I have exactly three Filipino friends in the city. I met Sen about 7 years ago. She lives just around the corner from me, and was the first Filipino friend I ever had. Paul, I met more recently, he’s the barista at my local coffee shop. And Alia, I met a few years ago when I took a hip-hop dance class she was teaching. There’s a special bond with each of them that I attribute in significant part to us being Filipino. Sen also happens to cook great Filipino food, and I just found out Paul loves cooking Filipino food too and look forward to getting to know him more, over his cooking. When I’m with each of these three friends, I feel my Filipino come through! And for the record, I also want to add that they are very, very nice!
And street dancing!
This is by far my favourite way of expressing my Filipino! I’ve never heard it explicitly said that street dancing is a Filipino thing. But I’ve always associated these grittier dance forms like hip-hop and breakdancing with people of colour. For years, my son and I have taken street dancing classes with the dance company Alia and her partner founded. My son prefers breakdancing; I’ve done it all and love it all. The story I tell myself is that the street dance is a place where we people of colour, including Filipinos, have punched out a sense of belonging in the world. To the sharp and low-down beats of the music, to the quick, assertive gestures, to the colourful fashion, and the unmistakable cool factor of it all. In this dance, I spread my Filipino wings out the widest. It is very cool to be Filipino in these circumstances!

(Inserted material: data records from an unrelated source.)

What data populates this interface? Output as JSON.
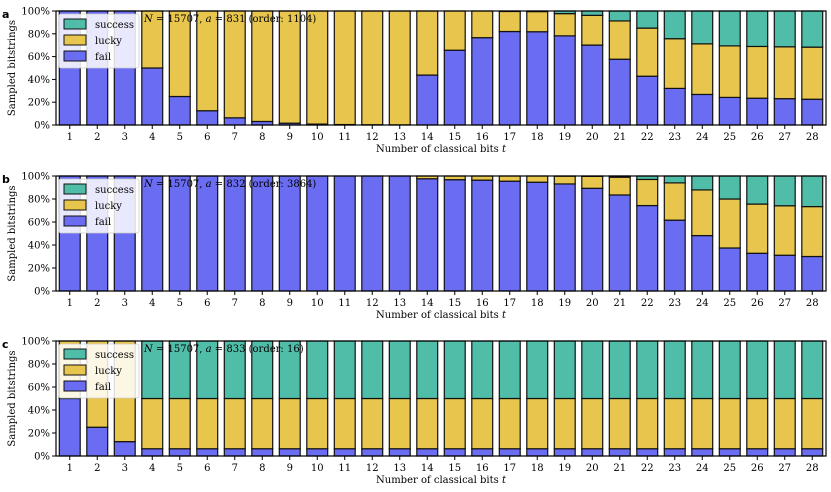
{
  "colors": {
    "fail": "#6a6cf2",
    "lucky": "#e8c64d",
    "success": "#4fbda8",
    "edge": "#111111"
  },
  "chart_data": [
    {
      "type": "bar",
      "stacked": true,
      "panel_label": "a",
      "annotation": {
        "n_label": "N",
        "n_value": "15707",
        "a_label": "a",
        "a_value": "831",
        "order_text": "(order: 1104)"
      },
      "categories": [
        "1",
        "2",
        "3",
        "4",
        "5",
        "6",
        "7",
        "8",
        "9",
        "10",
        "11",
        "12",
        "13",
        "14",
        "15",
        "16",
        "17",
        "18",
        "19",
        "20",
        "21",
        "22",
        "23",
        "24",
        "25",
        "26",
        "27",
        "28"
      ],
      "series": [
        {
          "name": "fail",
          "values": [
            100,
            100,
            100,
            50,
            25,
            12.5,
            6.3,
            3.1,
            1.6,
            0.8,
            0.4,
            0.2,
            0.1,
            43.8,
            65.6,
            76.6,
            82,
            81.8,
            78.2,
            70.1,
            57.7,
            42.8,
            32.1,
            26.8,
            24.2,
            23.5,
            23.1,
            22.6
          ]
        },
        {
          "name": "lucky",
          "values": [
            0,
            0,
            0,
            50,
            75,
            87.5,
            93.7,
            96.9,
            98.4,
            99.2,
            99.6,
            99.8,
            99.9,
            56.2,
            34.4,
            23.4,
            17.6,
            17.7,
            19.5,
            26.1,
            33.6,
            42.2,
            43.6,
            44.4,
            45.2,
            45.4,
            45.5,
            45.7
          ]
        },
        {
          "name": "success",
          "values": [
            0,
            0,
            0,
            0,
            0,
            0,
            0,
            0,
            0,
            0,
            0,
            0,
            0,
            0,
            0,
            0,
            0.4,
            0.5,
            2.3,
            3.8,
            8.7,
            15,
            24.3,
            28.8,
            30.6,
            31.1,
            31.4,
            31.7
          ]
        }
      ],
      "legend": [
        "success",
        "lucky",
        "fail"
      ],
      "legend_position": "top-left",
      "xlabel": "Number of classical bits t",
      "xlabel_main": "Number of classical bits",
      "xlabel_var": "t",
      "ylabel": "Sampled bitstrings",
      "ylim": [
        0,
        100
      ],
      "yticks": [
        "0%",
        "20%",
        "40%",
        "60%",
        "80%",
        "100%"
      ]
    },
    {
      "type": "bar",
      "stacked": true,
      "panel_label": "b",
      "annotation": {
        "n_label": "N",
        "n_value": "15707",
        "a_label": "a",
        "a_value": "832",
        "order_text": "(order: 3864)"
      },
      "categories": [
        "1",
        "2",
        "3",
        "4",
        "5",
        "6",
        "7",
        "8",
        "9",
        "10",
        "11",
        "12",
        "13",
        "14",
        "15",
        "16",
        "17",
        "18",
        "19",
        "20",
        "21",
        "22",
        "23",
        "24",
        "25",
        "26",
        "27",
        "28"
      ],
      "series": [
        {
          "name": "fail",
          "values": [
            100,
            100,
            100,
            100,
            100,
            100,
            100,
            100,
            100,
            100,
            100,
            100,
            100,
            97.6,
            96.8,
            96.4,
            95.5,
            94.6,
            93.1,
            89.3,
            83.5,
            74.3,
            61.6,
            48.2,
            37.4,
            32.8,
            31.1,
            30
          ]
        },
        {
          "name": "lucky",
          "values": [
            0,
            0,
            0,
            0,
            0,
            0,
            0,
            0,
            0,
            0,
            0,
            0,
            0,
            2.4,
            3.2,
            3.6,
            4.5,
            5.4,
            6.8,
            10.4,
            15.5,
            22.7,
            32.4,
            39.7,
            42.6,
            42.8,
            43,
            43.4
          ]
        },
        {
          "name": "success",
          "values": [
            0,
            0,
            0,
            0,
            0,
            0,
            0,
            0,
            0,
            0,
            0,
            0,
            0,
            0,
            0,
            0,
            0,
            0,
            0.1,
            0.3,
            1,
            3,
            6,
            12.1,
            20,
            24.4,
            25.9,
            26.6
          ]
        }
      ],
      "legend": [
        "success",
        "lucky",
        "fail"
      ],
      "legend_position": "top-left",
      "xlabel": "Number of classical bits t",
      "xlabel_main": "Number of classical bits",
      "xlabel_var": "t",
      "ylabel": "Sampled bitstrings",
      "ylim": [
        0,
        100
      ],
      "yticks": [
        "0%",
        "20%",
        "40%",
        "60%",
        "80%",
        "100%"
      ]
    },
    {
      "type": "bar",
      "stacked": true,
      "panel_label": "c",
      "annotation": {
        "n_label": "N",
        "n_value": "15707",
        "a_label": "a",
        "a_value": "833",
        "order_text": "(order: 16)"
      },
      "categories": [
        "1",
        "2",
        "3",
        "4",
        "5",
        "6",
        "7",
        "8",
        "9",
        "10",
        "11",
        "12",
        "13",
        "14",
        "15",
        "16",
        "17",
        "18",
        "19",
        "20",
        "21",
        "22",
        "23",
        "24",
        "25",
        "26",
        "27",
        "28"
      ],
      "series": [
        {
          "name": "fail",
          "values": [
            50,
            25,
            12.5,
            6.3,
            6.3,
            6.3,
            6.3,
            6.3,
            6.3,
            6.3,
            6.3,
            6.3,
            6.3,
            6.3,
            6.3,
            6.3,
            6.3,
            6.3,
            6.3,
            6.3,
            6.3,
            6.3,
            6.3,
            6.3,
            6.3,
            6.3,
            6.3,
            6.3
          ]
        },
        {
          "name": "lucky",
          "values": [
            50,
            75,
            87.5,
            43.7,
            43.7,
            43.7,
            43.7,
            43.7,
            43.7,
            43.7,
            43.7,
            43.7,
            43.7,
            43.7,
            43.7,
            43.7,
            43.7,
            43.7,
            43.7,
            43.7,
            43.7,
            43.7,
            43.7,
            43.7,
            43.7,
            43.7,
            43.7,
            43.7
          ]
        },
        {
          "name": "success",
          "values": [
            0,
            0,
            0,
            50,
            50,
            50,
            50,
            50,
            50,
            50,
            50,
            50,
            50,
            50,
            50,
            50,
            50,
            50,
            50,
            50,
            50,
            50,
            50,
            50,
            50,
            50,
            50,
            50
          ]
        }
      ],
      "legend": [
        "success",
        "lucky",
        "fail"
      ],
      "legend_position": "top-left",
      "xlabel": "Number of classical bits t",
      "xlabel_main": "Number of classical bits",
      "xlabel_var": "t",
      "ylabel": "Sampled bitstrings",
      "ylim": [
        0,
        100
      ],
      "yticks": [
        "0%",
        "20%",
        "40%",
        "60%",
        "80%",
        "100%"
      ]
    }
  ]
}
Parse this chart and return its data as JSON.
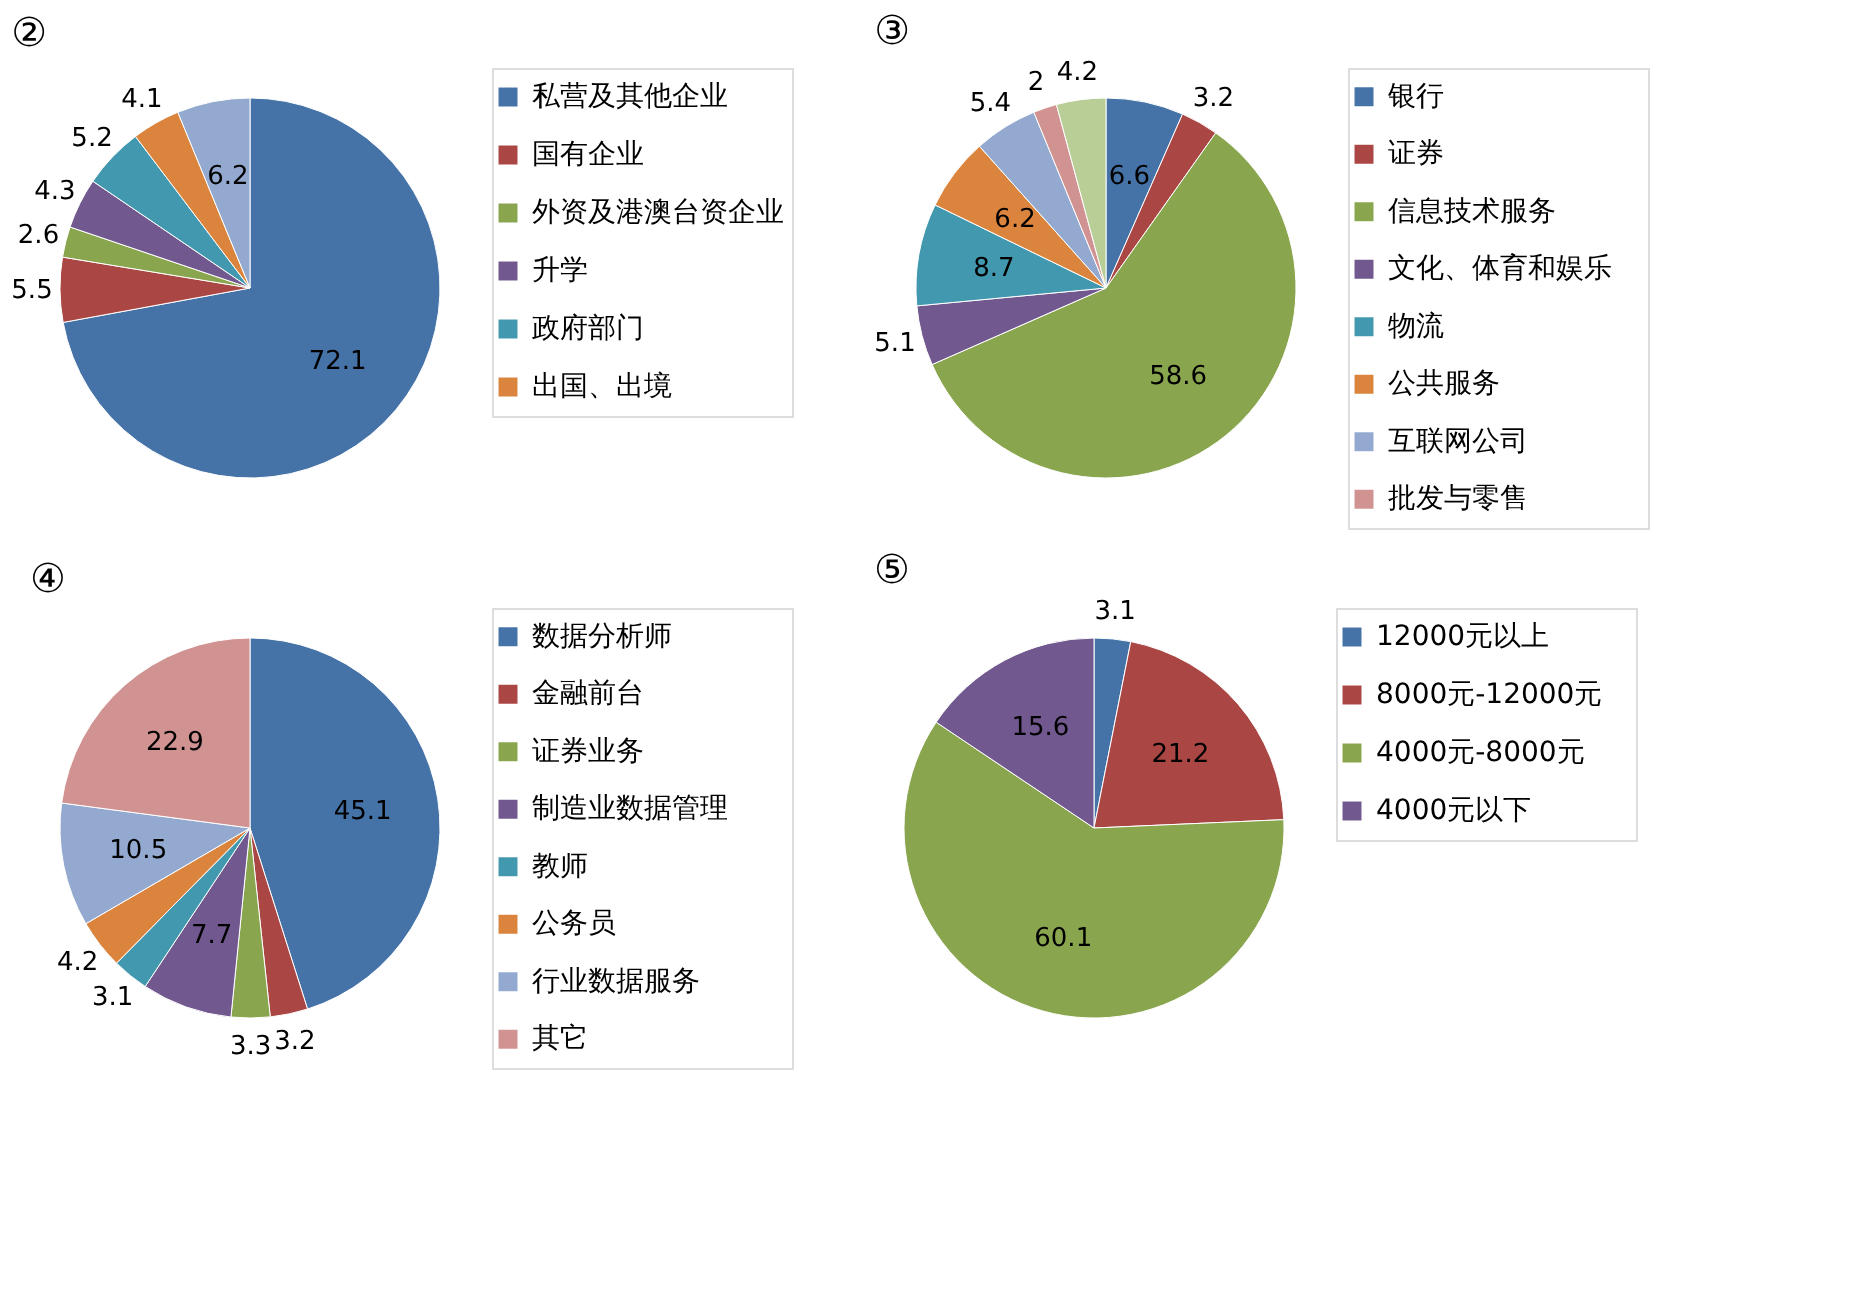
{
  "chart_data": [
    {
      "type": "pie",
      "title": "②",
      "legend": "right",
      "data_labels": true,
      "categories": [
        "私营及其他企业",
        "国有企业",
        "外资及港澳台资企业",
        "升学",
        "政府部门",
        "出国、出境",
        null
      ],
      "values": [
        72.1,
        5.5,
        2.6,
        4.3,
        5.2,
        4.1,
        6.2
      ],
      "colors": [
        "#4572a7",
        "#aa4643",
        "#89a54e",
        "#71588f",
        "#4198af",
        "#db843d",
        "#93a9cf"
      ]
    },
    {
      "type": "pie",
      "title": "③",
      "legend": "right",
      "data_labels": true,
      "categories": [
        "银行",
        "证券",
        "信息技术服务",
        "文化、体育和娱乐",
        "物流",
        "公共服务",
        "互联网公司",
        "批发与零售",
        null
      ],
      "values": [
        6.6,
        3.2,
        58.6,
        5.1,
        8.7,
        6.2,
        5.4,
        2,
        4.2
      ],
      "colors": [
        "#4572a7",
        "#aa4643",
        "#89a54e",
        "#71588f",
        "#4198af",
        "#db843d",
        "#93a9cf",
        "#d19392",
        "#b9cd96"
      ]
    },
    {
      "type": "pie",
      "title": "④",
      "legend": "right",
      "data_labels": true,
      "categories": [
        "数据分析师",
        "金融前台",
        "证券业务",
        "制造业数据管理",
        "教师",
        "公务员",
        "行业数据服务",
        "其它"
      ],
      "values": [
        45.1,
        3.2,
        3.3,
        7.7,
        3.1,
        4.2,
        10.5,
        22.9
      ],
      "colors": [
        "#4572a7",
        "#aa4643",
        "#89a54e",
        "#71588f",
        "#4198af",
        "#db843d",
        "#93a9cf",
        "#d19392"
      ]
    },
    {
      "type": "pie",
      "title": "⑤",
      "legend": "right",
      "data_labels": true,
      "categories": [
        "12000元以上",
        "8000元-12000元",
        "4000元-8000元",
        "4000元以下"
      ],
      "values": [
        3.1,
        21.2,
        60.1,
        15.6
      ],
      "colors": [
        "#4572a7",
        "#aa4643",
        "#89a54e",
        "#71588f"
      ]
    }
  ]
}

At breakdancing class with my kiddo.
And that’s my story, as a Filipino Canadian who didn’t grow up feeling particularly Filipino at all. These are the ways I’ve found a connection to my Filipino-ness. Do I feel Filipino now? Sorta, kinda, maybe, at times yes. Have I managed to instill in my son a sense of being Filipino? Sorta, maybe, probably. I’d say it’s still a bit awkward how I connect with the Filipino in me. But I try my best. And that’s my story for now.
AND, I can feel now, as I share my story with you, as I say out loud, “I am Filipino,” that it’s probably the boldest move I’ve ever made towards being Filipino. And can sense my future has a lot more Filipino in it.
Also feeling a desire to connect with those, like me, seeking a connection to their own cultural story, but not sure how to go about it. I want to tell you that it’s OK if you don’t know how to make that connection. Just try your best, and do what feels right. Even when we feel we only half belong, that is exactly how we sink into belonging. By owning and embracing the truth of our stories.
Thank you again for hanging out with me here, dear you. Thanks for taking an interest in me and my story.
Dodie 🩶
P.S. This is blog # 19 for me. For most of the drafting of this piece, there was no music. I do however want to leave you with this amazing Spotify breakdancing playlist for your pleasure - BBOY MUSIC THAT ISN’T SHIT.
P.P.S. Something I felt in writing this blog was the richness in each of the stories I told here. This blog is a story of coming out as Filipino. There is much more to tell, and I look forward to deepening into these stories with you down the road.